Experts say that it is vital to challenge fixed ideas of what a man “should” be. Hutchinson’s bravery is admirable, but not all men should have to mirror his actions in order to be respected.

In 2017, the comedian Robert Webb published his memoir How Not To Be A Boy that explored how concealing his vulnerability damaged his mental health. That same year, Stormzy proved you can be a role model to young men and still speak candidly about your experience of dealing with depression.

Others have criticised sexual stereotypes. For example, people may assume that women are more emotional and men more practical. But recognising that, in reality, these qualities are distributed across both sexes frees people from constraints about who they can be.
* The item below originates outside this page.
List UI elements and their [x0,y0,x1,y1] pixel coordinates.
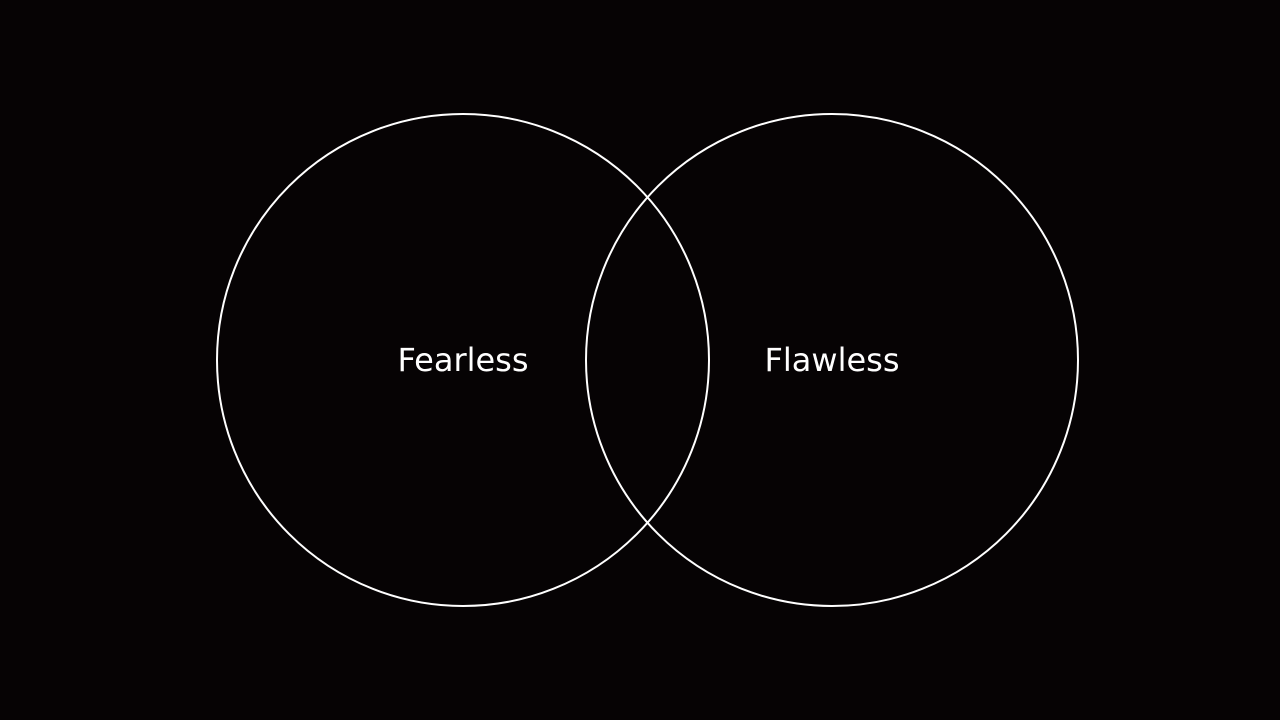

Webb says, “If you’ve ever seen somebody give birth, you very quickly lose the idea that grace under pressure or physical courage are exclusively male virtues.” Men’s mental health organisations, such as Movember, encourage men to talk about their feelings – a habit often associated with women.

“We need to focus less on what makes the ideal man or perfect woman, and try to understand what makes the best human,” says therapist Marylin Mathew.
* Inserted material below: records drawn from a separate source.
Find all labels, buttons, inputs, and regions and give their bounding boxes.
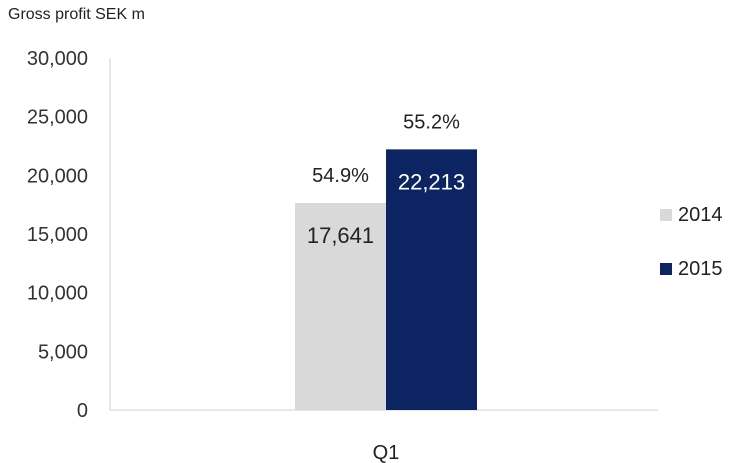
legend-item-2015: 2015	[660, 242, 723, 296]
bar-2014-Q1	[295, 203, 386, 410]
chart-title: Gross profit SEK m	[8, 6, 145, 23]
y-tick-label: 25,000	[27, 107, 88, 129]
bar-value-label: 22,213	[398, 169, 465, 194]
bar-margin-label: 54.9%	[312, 165, 369, 187]
bar-margin-label: 55.2%	[403, 111, 460, 133]
legend-item-2014: 2014	[660, 188, 723, 242]
bar-value-label: 17,641	[307, 223, 374, 248]
y-tick-label: 5,000	[38, 341, 88, 363]
y-tick-labels: 0 5,000 10,000 15,000 20,000 25,000 30,000	[27, 48, 88, 422]
x-category-label: Q1	[373, 442, 400, 463]
bars: 17,641 54.9% 22,213 55.2%	[295, 111, 477, 410]
legend-label-2014: 2014	[678, 203, 723, 226]
legend-label-2015: 2015	[678, 257, 723, 280]
y-tick-label: 30,000	[27, 48, 88, 70]
legend-swatch-2015	[660, 263, 672, 275]
y-tick-label: 10,000	[27, 283, 88, 305]
x-category-labels: Q1	[373, 442, 400, 463]
y-tick-label: 15,000	[27, 224, 88, 246]
legend: 2014 2015	[660, 188, 723, 296]
bar-2015-Q1	[386, 149, 477, 410]
legend-swatch-2014	[660, 209, 672, 221]
y-tick-label: 0	[77, 400, 88, 422]
y-tick-label: 20,000	[27, 165, 88, 187]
So, what does it mean to be masculine?

Boys will be boys

On the one hand, being masculine has traditionally meant looking after and protecting your family. This has often been linked with the idea that men should appear strong. While some may find this expectation stifling, others find it suits them. They don’t see why they should have to talk about their feelings.
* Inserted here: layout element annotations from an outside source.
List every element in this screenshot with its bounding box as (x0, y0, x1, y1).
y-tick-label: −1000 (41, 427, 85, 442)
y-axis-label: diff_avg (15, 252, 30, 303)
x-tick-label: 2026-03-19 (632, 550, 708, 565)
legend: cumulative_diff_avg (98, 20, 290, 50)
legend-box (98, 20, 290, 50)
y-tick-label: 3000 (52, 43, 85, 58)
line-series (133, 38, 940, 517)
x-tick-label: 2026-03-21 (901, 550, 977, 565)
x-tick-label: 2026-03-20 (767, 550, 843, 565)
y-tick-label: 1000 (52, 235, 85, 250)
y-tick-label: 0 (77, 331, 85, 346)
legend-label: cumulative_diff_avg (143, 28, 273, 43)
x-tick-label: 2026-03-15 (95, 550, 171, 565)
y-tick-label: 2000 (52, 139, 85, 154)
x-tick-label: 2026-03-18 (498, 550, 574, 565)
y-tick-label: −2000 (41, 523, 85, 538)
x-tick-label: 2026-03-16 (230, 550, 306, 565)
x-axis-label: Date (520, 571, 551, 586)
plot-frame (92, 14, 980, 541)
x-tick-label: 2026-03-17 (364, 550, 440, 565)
On the other hand, many people feel that this definition of masculinity is too narrow. There is no right or wrong way to be a man. For instance, being a man is not just showing the courage and strength that Patrick Hutchinson displayed – but also the empathy and humanity that he demonstrated too.

You Decide

  1. Are there any circumstances in which it is OK to use violence?
  2. Are men and women more similar than they are different?

Activities

  1. Make a poster about a man you think is a good role model. What do you like about him? What has he taught you?
  2. Write a list of all of the different aspects of your identity that make up who you are. It could be your gender, your religion, your taste in music. Explore which of them you were born with and which you have acquired as you grew up.

Some People Say...

“Man is never so manly as when he feels deeply, acts boldly, and expresses himself with frankness and with fervour.”

Benjamin Disraeli (1804-1881), UK prime minister

What do you think?

Q & A

What do we know?
It is generally agreed that many significant aspects of our identities are determined by our external environment. For example, in ancient Greek epics, the male heroes often cry when they are distressed. Whereas, nowadays, there is more of a stigma around men crying. This is just one illustration of how behaviour can be shaped by the expectations of others – and if we can change these ideas, maybe we can change what it means to be a man.
What do we not know?
The jury is still out on how much of our identity is down to nurture and how much is as a result of nature. Some people believe that there is very little about us that is totally fixed; others, however, feel that much of our identity is biologically determined – and that no amount of social conditioning can ever change that.

Word Watch

Black Lives Matter
A political movement which aims to challenge police brutality and racism towards black people all across the world, usually using protests and other means of activism.
English Defence League
A far-right, racist organisation based in the UK that believes British values and culture are under threat from Muslims and immigrants.
Feted
Celebrated; honoured.
Archetypes
Very typical examples of a certain person or thing.
Epitomises
Perfect examples of.
Toxic masculinity
Traditional forms of masculinity that have negative consequences on men themselves and the people they are surrounded by. For example, peer pressure to behave worse than you otherwise would.
Robert Webb
Comedian and actor, best known for starring in the sitcom Peep Show.
Movember
A charity which supports men’s mental health best known for its annual Movember challenge, when men grow facial hair to raise money.